Bacile’s treatise depicts the Prophet Muhammad — an offense to Muslims in and of itself — as a greedy bastard child, a womanizer who approves of child molestation and a warmongering fool. Bacile told the AP he is a real estate developer and an Israeli Jew, but Yigal Palmor, the spokesman for the Israeli Foreign Ministry, told The New York Times, “Nobody knows who he is. He is totally unknown in filmmaking circles in Israel. And anything he did — he is not doing it for Israel, or with Israel, or through Israel in any way.” Palmor also called Bacile “a complete loose cannon and an unspeakable idiot.”
Florida pastor Terry Jones, whose notoriety derives from threats to burn the Koran, has been called a proponent of the film. On his website, Jones called Innocence Of Muslims “an American production” and said it “reveals in a satirical fashion the life of Muhammad.”

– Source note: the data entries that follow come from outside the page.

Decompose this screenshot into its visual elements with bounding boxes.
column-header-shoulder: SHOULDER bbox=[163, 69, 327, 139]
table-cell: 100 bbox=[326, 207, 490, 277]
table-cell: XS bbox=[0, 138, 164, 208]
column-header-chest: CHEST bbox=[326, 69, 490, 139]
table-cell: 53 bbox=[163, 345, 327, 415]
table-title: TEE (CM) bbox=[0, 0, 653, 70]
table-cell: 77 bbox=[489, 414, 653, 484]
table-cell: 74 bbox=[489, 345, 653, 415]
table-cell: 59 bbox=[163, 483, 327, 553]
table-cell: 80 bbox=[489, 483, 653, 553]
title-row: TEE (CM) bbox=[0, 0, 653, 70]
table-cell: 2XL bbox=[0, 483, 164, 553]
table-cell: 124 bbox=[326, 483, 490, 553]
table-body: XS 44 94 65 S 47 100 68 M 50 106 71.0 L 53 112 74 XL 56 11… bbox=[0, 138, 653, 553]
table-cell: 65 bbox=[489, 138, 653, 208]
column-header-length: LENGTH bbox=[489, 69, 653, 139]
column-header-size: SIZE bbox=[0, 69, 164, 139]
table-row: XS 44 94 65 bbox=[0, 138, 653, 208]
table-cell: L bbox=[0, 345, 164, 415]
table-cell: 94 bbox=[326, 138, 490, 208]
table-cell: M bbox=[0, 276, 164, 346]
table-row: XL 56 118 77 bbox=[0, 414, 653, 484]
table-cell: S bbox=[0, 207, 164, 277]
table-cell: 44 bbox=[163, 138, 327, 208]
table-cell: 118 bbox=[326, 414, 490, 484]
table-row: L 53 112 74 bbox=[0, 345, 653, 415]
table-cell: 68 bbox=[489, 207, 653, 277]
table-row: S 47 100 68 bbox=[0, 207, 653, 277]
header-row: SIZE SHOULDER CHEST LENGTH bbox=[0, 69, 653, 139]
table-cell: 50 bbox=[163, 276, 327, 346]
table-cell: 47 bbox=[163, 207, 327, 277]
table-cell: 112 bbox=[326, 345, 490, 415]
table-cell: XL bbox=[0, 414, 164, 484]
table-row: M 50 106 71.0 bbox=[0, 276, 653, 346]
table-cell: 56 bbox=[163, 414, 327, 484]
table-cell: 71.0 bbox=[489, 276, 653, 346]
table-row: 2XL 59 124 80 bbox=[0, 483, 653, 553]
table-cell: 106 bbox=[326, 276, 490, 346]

The WSJ said Bacile wanted “to showcase his view of Islam as a hateful religion.” Bacile told the paper Innocence Of Muslims was a “political movie” rather than a “religious movie.” He said he raised the $5M budget from about 100 Jewish donors and worked with 60 actors and 45 crew to shoot over three months in California last year.
The movie was shown in one nearly empty theater in July last year, Bacile told The Associated Press, which spoke to him from his undisclosed location. From there, Bacile showed some remorse about the violence in Egypt and Libya, according to the AP, but blamed lax security. He said, “I feel the security system is no good. America should do something to change it.”
Secretary of State Hillary Clinton and President Obama have both condemned the killings. Ambassador Stevens’ death was the first of an American envoy abroad in more than two decades, The New York Times said.